Verify what?
Caramel wrote:
"I wish someone would come up with an offer verification process that somehow reveals the existence of an offer without compromising the privacy of the party offering."
Carmel, you can verify "offer in hand" claims, but only after the fact. I don’t think there is a way to verify in real time that would not compromise the seller’s confidential position. Can anyone think of a way to do this?
The presence or absence of a competing purchase contract is a material fact. But what is in the offer is confidential until it no longer matters to the seller. There may be a way to verify the fact of an offer, but some will be too weak to be competition.
After the fact, you could get an attorney to write a letter to the broker of the listing agent who said three offers were in on March 27 (and that house is still for sale on April 27th.) Send a copy of the letter, along with your complaint, to the Commonwealth. By involving the boss of the possible liar, you will either get three dead offers, with identifying information whited-out, or you will have uncovered a stinker. I hope some stinkers will get run out of the business. They give people like me a bad name. If every buyer did this, the bluffing behavior would go away.
In my experience, there are few “offer in hand” liars. I have gone through the effort to get offers verified when it was important to my buyers. In every case, the other offer(s) existed. They did, but some were bad offers.
Before offer-in-hand, it is impossible to really verify anything.
The bluffing starts way before any actual offers come in. This is totally unverifiable because it is so subjective. Understand the agent-speak:
Statement: “We have had a lot of traffic/interest”
Real meaning: Many people have come through the door and seen the house.
Interpretation: You have no data about who liked the place. It could mean 50 people walked in, turned up their nose, and walked out. Or it could mean several offers will be coming in this weekend.

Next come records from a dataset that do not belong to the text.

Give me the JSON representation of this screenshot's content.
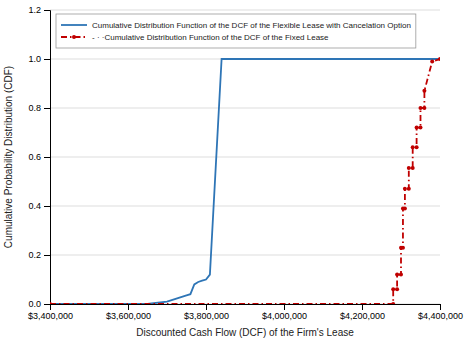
{
  "chart_data": {
    "type": "line",
    "xlabel": "Discounted Cash Flow (DCF) of the Firm's Lease",
    "ylabel": "Cumulative Probability Distribution (CDF)",
    "xlim": [
      3400000,
      4400000
    ],
    "ylim": [
      0,
      1.2
    ],
    "xticks": [
      {
        "value": 3400000,
        "label": "$3,400,000"
      },
      {
        "value": 3600000,
        "label": "$3,600,000"
      },
      {
        "value": 3800000,
        "label": "$3,800,000"
      },
      {
        "value": 4000000,
        "label": "$4,000,000"
      },
      {
        "value": 4200000,
        "label": "$4,200,000"
      },
      {
        "value": 4400000,
        "label": "$4,400,000"
      }
    ],
    "yticks": [
      {
        "value": 0,
        "label": "0.0"
      },
      0.2,
      0.4,
      0.6,
      0.8,
      {
        "value": 1.0,
        "label": "1.0"
      },
      1.2
    ],
    "grid": "y",
    "legend": "upper left",
    "series": [
      {
        "name": "Cumulative Distribution  Function of the DCF of the Flexible Lease with Cancelation Option",
        "color": "#2E75B6",
        "line_style": "solid",
        "x": [
          3400000,
          3650000,
          3660000,
          3700000,
          3710000,
          3720000,
          3730000,
          3740000,
          3750000,
          3760000,
          3770000,
          3780000,
          3790000,
          3800000,
          3810000,
          3840000,
          3850000,
          4400000
        ],
        "values": [
          0.0,
          0.0,
          0.002,
          0.01,
          0.015,
          0.02,
          0.025,
          0.03,
          0.035,
          0.04,
          0.08,
          0.09,
          0.095,
          0.1,
          0.12,
          1.0,
          1.0,
          1.0
        ]
      },
      {
        "name": "- · ·Cumulative Distribution  Function of the DCF of the Fixed Lease",
        "color": "#C00000",
        "line_style": "dashdot",
        "marker": "point",
        "x": [
          3400000,
          4280000,
          4280000,
          4290000,
          4290000,
          4300000,
          4300000,
          4305000,
          4305000,
          4310000,
          4310000,
          4320000,
          4320000,
          4330000,
          4330000,
          4340000,
          4340000,
          4350000,
          4350000,
          4360000,
          4360000,
          4380000,
          4400000
        ],
        "values": [
          0.0,
          0.0,
          0.06,
          0.06,
          0.12,
          0.12,
          0.23,
          0.23,
          0.39,
          0.39,
          0.47,
          0.47,
          0.555,
          0.555,
          0.64,
          0.64,
          0.72,
          0.72,
          0.8,
          0.8,
          0.87,
          0.99,
          1.0
        ]
      }
    ]
  }
}
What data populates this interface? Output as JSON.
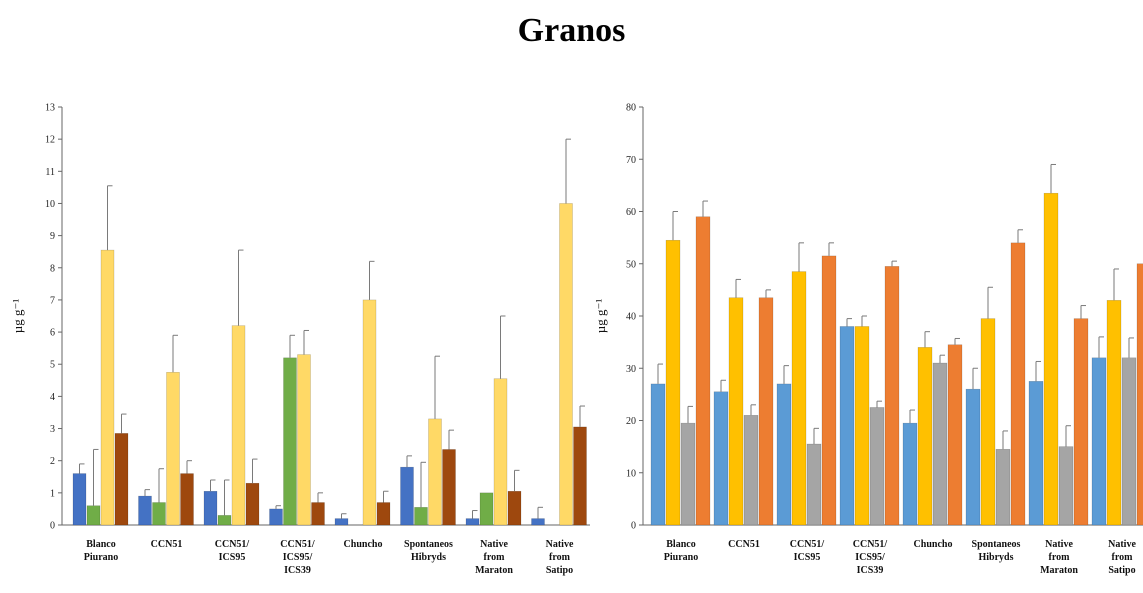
{
  "title": "Granos",
  "chart_data": [
    {
      "type": "bar",
      "ylabel": "µg g⁻¹",
      "xlabel": "",
      "ylim": [
        0,
        13
      ],
      "yticks": [
        0,
        1,
        2,
        3,
        4,
        5,
        6,
        7,
        8,
        9,
        10,
        11,
        12,
        13
      ],
      "grid": false,
      "categories": [
        [
          "Blanco",
          "Piurano"
        ],
        [
          "CCN51"
        ],
        [
          "CCN51/",
          "ICS95"
        ],
        [
          "CCN51/",
          "ICS95/",
          "ICS39"
        ],
        [
          "Chuncho"
        ],
        [
          "Spontaneos",
          "Hibryds"
        ],
        [
          "Native",
          "from",
          "Maraton"
        ],
        [
          "Native",
          "from",
          "Satipo"
        ]
      ],
      "series_colors": [
        "#4472c4",
        "#70ad47",
        "#ffd966",
        "#9e480e"
      ],
      "series": [
        {
          "values": [
            1.6,
            0.9,
            1.05,
            0.5,
            0.2,
            1.8,
            0.2,
            0.2
          ],
          "errors": [
            0.3,
            0.2,
            0.35,
            0.1,
            0.15,
            0.35,
            0.25,
            0.35
          ]
        },
        {
          "values": [
            0.6,
            0.7,
            0.3,
            5.2,
            0,
            0.55,
            1.0,
            0
          ],
          "errors": [
            1.75,
            1.05,
            1.1,
            0.7,
            0,
            1.4,
            0,
            0
          ]
        },
        {
          "values": [
            8.55,
            4.75,
            6.2,
            5.3,
            7.0,
            3.3,
            4.55,
            10.0
          ],
          "errors": [
            2.0,
            1.15,
            2.35,
            0.75,
            1.2,
            1.95,
            1.95,
            2.0
          ]
        },
        {
          "values": [
            2.85,
            1.6,
            1.3,
            0.7,
            0.7,
            2.35,
            1.05,
            3.05
          ],
          "errors": [
            0.6,
            0.4,
            0.75,
            0.3,
            0.35,
            0.6,
            0.65,
            0.65
          ]
        }
      ]
    },
    {
      "type": "bar",
      "ylabel": "µg g⁻¹",
      "xlabel": "",
      "ylim": [
        0,
        80
      ],
      "yticks": [
        0,
        10,
        20,
        30,
        40,
        50,
        60,
        70,
        80
      ],
      "grid": false,
      "categories": [
        [
          "Blanco",
          "Piurano"
        ],
        [
          "CCN51"
        ],
        [
          "CCN51/",
          "ICS95"
        ],
        [
          "CCN51/",
          "ICS95/",
          "ICS39"
        ],
        [
          "Chuncho"
        ],
        [
          "Spontaneos",
          "Hibryds"
        ],
        [
          "Native",
          "from",
          "Maraton"
        ],
        [
          "Native",
          "from",
          "Satipo"
        ]
      ],
      "series_colors": [
        "#5b9bd5",
        "#ffc000",
        "#a5a5a5",
        "#ed7d31"
      ],
      "series": [
        {
          "values": [
            27,
            25.5,
            27,
            38,
            19.5,
            26,
            27.5,
            32
          ],
          "errors": [
            3.8,
            2.2,
            3.5,
            1.5,
            2.5,
            4.0,
            3.8,
            4.0
          ]
        },
        {
          "values": [
            54.5,
            43.5,
            48.5,
            38,
            34,
            39.5,
            63.5,
            43
          ],
          "errors": [
            5.5,
            3.5,
            5.5,
            2.0,
            3.0,
            6.0,
            5.5,
            6.0
          ]
        },
        {
          "values": [
            19.5,
            21,
            15.5,
            22.5,
            31,
            14.5,
            15,
            32
          ],
          "errors": [
            3.2,
            2.0,
            3.0,
            1.2,
            1.5,
            3.5,
            4.0,
            3.8
          ]
        },
        {
          "values": [
            59,
            43.5,
            51.5,
            49.5,
            34.5,
            54,
            39.5,
            50
          ],
          "errors": [
            3.0,
            1.5,
            2.5,
            1.0,
            1.2,
            2.5,
            2.5,
            3.0
          ]
        }
      ]
    }
  ]
}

Statement: “I am expecting three offers”
Real meaning: Three buyers told some agent that they are thinking about making an offer.
Interpretation: The buyers could be frivolous; they could change their minds; they could make an offer. Everything is still up in the air.
Statement: “I have three offers in hand”
Real meaning: Three offers are electronically or physically in the procession of the agent. These offers are from real buyers, not the person at the next desk.
Interpretation: Some of these offers may be very low priced, have weak financing, a contingency to sell another house, or something else that makes them unacceptable. Or the offers are good and one will be accepted.
Don’t be naive enough to think real estate isn’t marketing. It’s about inciting fear of loss to get buyers to part with their money. Buyers, the trick to successful buying is to know when you are being sold. You need to judge whether the hurry-up is warranted. The way to protect yourselves is to evaluate the purchase as if you have no competition. Set your top price and negotiate accordingly. Base it on how nice the house is for the price and your desire to buy this house.